Dans les années 2000, Kalin & Jinger se produisent régulièrement dans les casinos de leur ville Reno et dirigent pendant cinq ans le spectacle Magic Underground, une production locale qu’ils créent dans ce qui est maintenant l’espace Pioneer Underground au Pioneer Center.
En 2015, Mark Kalin devient le directeur artistique du show The Illusionists 1903 : Turn of the Century (troisième spectacle d’une production internationale créée en 2012 par Simon Painter), un plateau de neuf magiciens célèbres qui tourne dans le monde entier. Kalin & Jinger jouent dans ce show pour quelques dates. Le concept du spectacle consiste à recréer l’ambiance de « l’âge d’or » de la magie entre 1915 et 1920, dans un style victorien avec un décor imposant, un orchestre jouant en direct et des illusions (accessoires et machineries) conçues par la société Illusion Projects Inc. Un hommage aux grands maîtres comme Harry Houdini, Howard Thurston ou Ching Ling Soo.
« Cette période fut un grand âge pour notre art. Les magiciens étaient vêtus de velours et étaient entourés d’une aura de mystère. Au fil des décennies, ils ont perdu un peu de leur profondeur. Aujourd’hui, la magie est tellement flashy et vulgaire ! Nous essayons de nous éloigner de cette forme dédiée aux fêtes d’anniversaire et au divertissement du style Las Vegas. » Mark Kalin.
L’illusion emblématique Fire Spiker de Kalin & Jinger, caractéristique de ces artistes depuis plus de 20 ans, a été « redesigné » dans un style steampunk par la société Illusion Projects Inc. pour le spectacle The Illusionists 1903.
Entre deux tournées mondiale avec la troupe des Illusionists, le couple travaille sur des croisières organisées par la société Disney et sont toujours très actif dans leur ville de Reno en organisant des évènements et des productions pour les fêtes d’Halloween. Mark Kalin travaille aussi comme consultant magique pour des émissions de télévision.
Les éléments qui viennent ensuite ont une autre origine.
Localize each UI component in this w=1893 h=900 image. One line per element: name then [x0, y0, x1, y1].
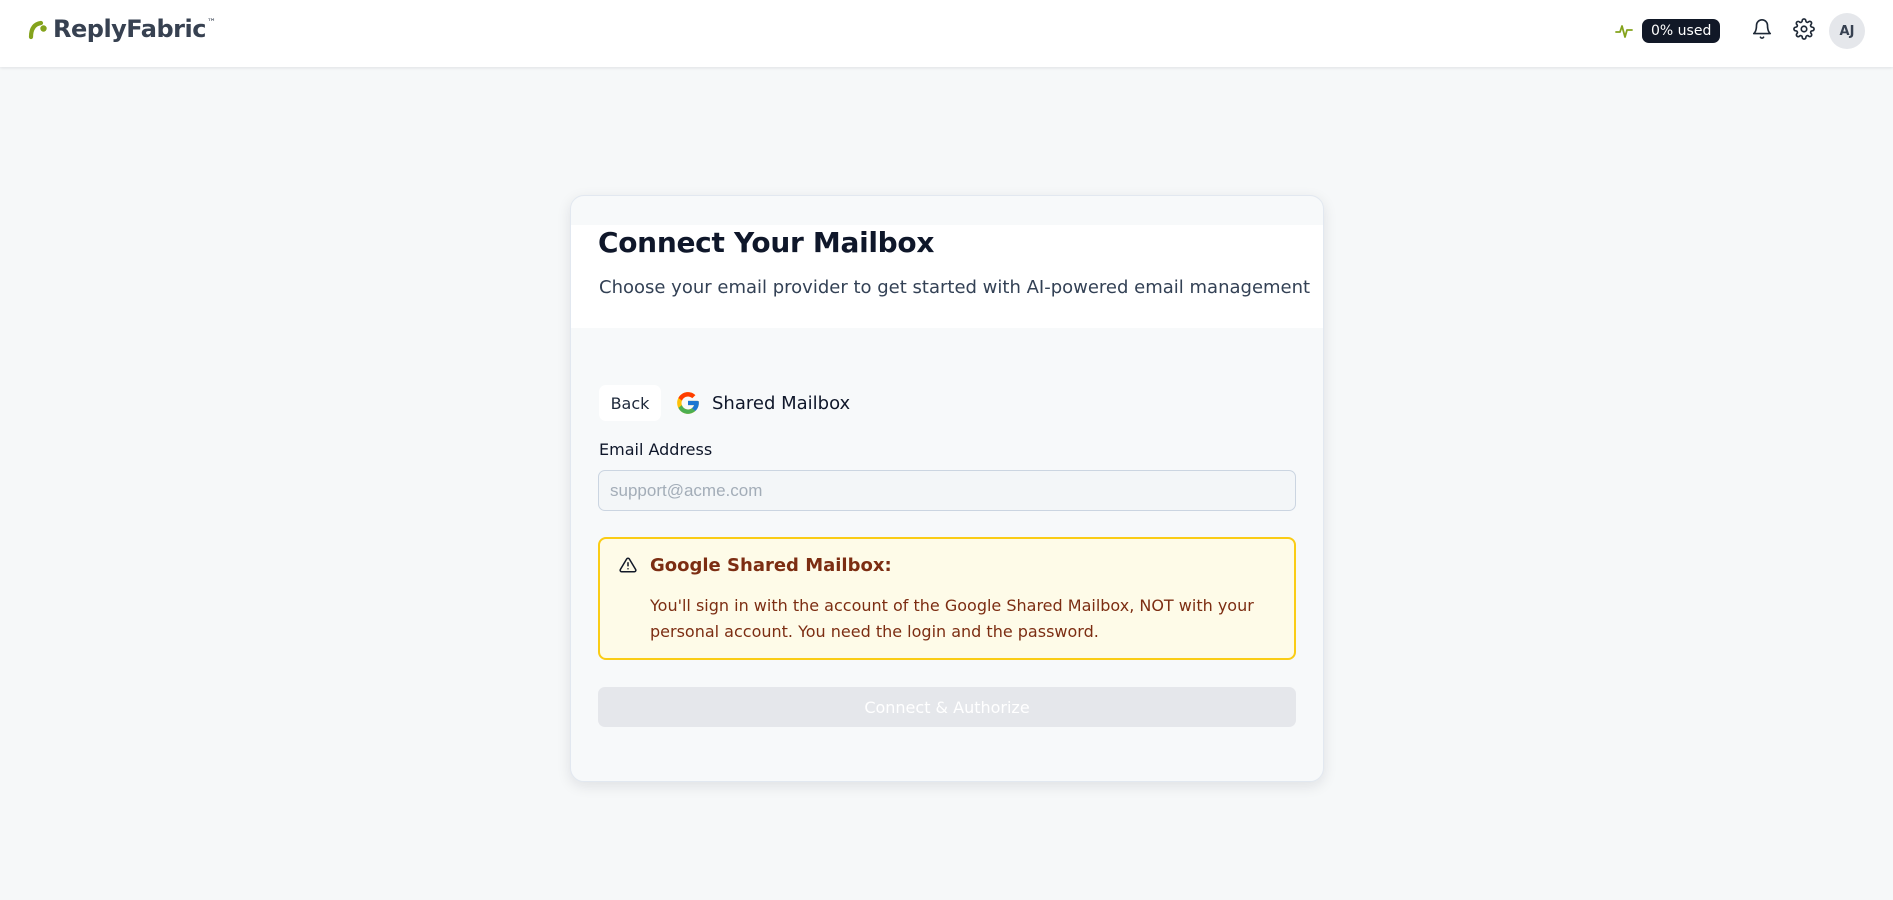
user-avatar[interactable]: AJ — [1829, 13, 1865, 49]
google-icon — [675, 390, 701, 416]
bell-icon — [1751, 18, 1773, 44]
back-button[interactable]: Back — [599, 385, 661, 421]
replyfabric-logo-icon — [27, 18, 49, 40]
brand-trademark: ™ — [206, 18, 216, 28]
top-navigation-bar: ReplyFabric ™ 0% used AJ — [0, 0, 1893, 67]
provider-name: Shared Mailbox — [712, 392, 851, 414]
page-title: Connect Your Mailbox — [598, 226, 935, 259]
warning-title: Google Shared Mailbox: — [650, 555, 892, 576]
brand-logo-link[interactable]: ReplyFabric ™ — [27, 14, 216, 44]
gear-icon — [1793, 18, 1815, 44]
email-field-label: Email Address — [599, 440, 713, 459]
shared-mailbox-warning: Google Shared Mailbox: You'll sign in wi… — [598, 537, 1296, 660]
page-subtitle: Choose your email provider to get starte… — [599, 277, 1311, 298]
warning-message: You'll sign in with the account of the G… — [650, 596, 1254, 641]
connect-mailbox-card: Connect Your Mailbox Choose your email p… — [570, 195, 1324, 782]
usage-indicator[interactable]: 0% used — [1614, 18, 1721, 43]
connect-authorize-button[interactable]: Connect & Authorize — [598, 687, 1296, 727]
notifications-button[interactable] — [1749, 18, 1775, 44]
warning-triangle-icon — [619, 556, 637, 574]
selected-provider: Shared Mailbox — [675, 390, 850, 416]
activity-icon — [1614, 21, 1634, 41]
usage-badge: 0% used — [1642, 18, 1721, 43]
email-input[interactable] — [598, 470, 1296, 511]
brand-name: ReplyFabric — [53, 15, 206, 43]
settings-button[interactable] — [1791, 18, 1817, 44]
3 Une routine que l’on doit à Richard Himber sur une idée de Persi Diaconis au début des années 1960. L’effet serait apparu bien plus tôt avec le père d’Okito, David Tobias Bamberg (1843-1914) qui pratiquait l’enclavement de neuf bagues !
4 Le Fil Hindou (Gypsy Thread) est pratiqué dès le XVIe siècle et est décrit pour la première fois dans La première partie des subtiles et plaisantes inventions de Jean Prevost (1584). « Pour couper un fil en plusieurs pièces puis faire semblant de le restaurer en entier », p. 38 et « Pour faire voir tout entier un fil que vous aurez brûlé à la chandelle », p. 39 du livre.